Murphy, que viene de capa caída desde su paso millonario a Netflix, intenta hacer algo diferente con el personaje –un poco comido por la culpa de caer en el exploitation-, y entonces eludir el derrotero tradicional del biopic. También evade la estructura del relato a dos tiempos –pasado y presente como un péndulo de causas y consecuencias- para elaborar un entramado más anárquico, que combina tiempos pero también puntos de vista. Los primeros cinco episodios se construyen desde la cercanía del personaje, guiados por una premisa que verbaliza uno de los policías que lo interroga durante su detención: “Jeff, ayúdanos a entender. ¿Por qué crees que intentaste desenterrar un cadáver?”. Ese porqué destinado a comprender uno de los actos fallidos de necrofilia en las vísperas de sus crímenes en serie se extiende a toda la galería de sus actos espeluznantes. Y es entonces la miniserie la que, antes de dar respuesta a ello, nos descubre que quizás es allí donde la razón encuentra su límite. Hay actos que no pueden ser explicados.
La inquietante interpretación de Evan Peters encarna esa idea. Su expresión banal y algo estúpida nunca expone la esencia del Mal que representa; su furia ante la frustración o su perplejidad ante el peligro de ser descubierto son apenas un atisbo de esa conciencia impenetrable. La cámara solo puede registrar su fenomenología. Y la consciente estilización de Murphy, que siempre agrega una pátina de glamour o de ironía al horror, aquí permite convertir ese suceso localizado en un tiempo y en un lugar en algo universal. Algo terrible late bajo esa anodina forma que asume. Y por ello, quizás el mejor hallazgo sea el gesto de partir del personaje para arribar a los vértices de su accionar: las víctimas que lo padecieron; el sistema que hizo oídos sordos a los indicios de esas aberraciones.

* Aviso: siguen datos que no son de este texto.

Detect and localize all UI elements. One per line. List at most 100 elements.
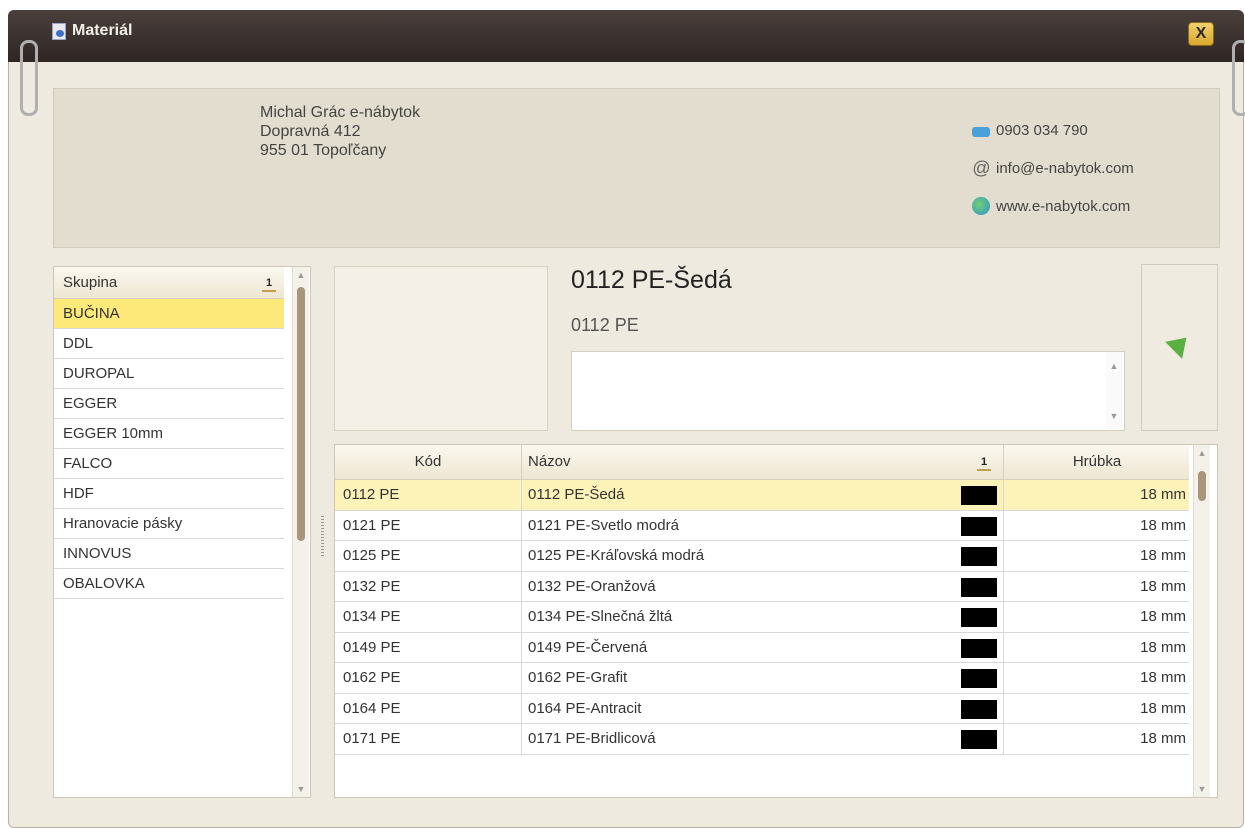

A partir del sexto episodio, Dahmer profundiza la dimensión del crimen desde cada víctima, ya no un número más en la galería de cadáveres. Ese giro en el punto de vista permite volver a Dahmer de otra manera, quizás con un aire culposo pero sin convertirlo en la rock star de su ficción. Mirar a esas víctimas también implica exponer al sistema que las ignoró, las desatendió, las dejó libradas a su suerte. La mayoría de los hombres asesinados por Dahmer eran jóvenes, negros o asiáticos, de comunidades inmigrantes, de origen pobre. No tanto por una predilección personal sino por la evidencia de que, a los ojos de la autoridad, ellos resultaban invisibles . A contrapelo de Mindhunter, que buscaba el lazo invisible que unía asesinos y detectives como parte de una cultura cincelada sobre el mismo gesto de fetichización, Dahmer ensaya un revés posible, caótico y brutal, en el que los por qué de esos actos resultan tan inexplicables como aquellos entramados sistémicos que facilitaron su emergencia.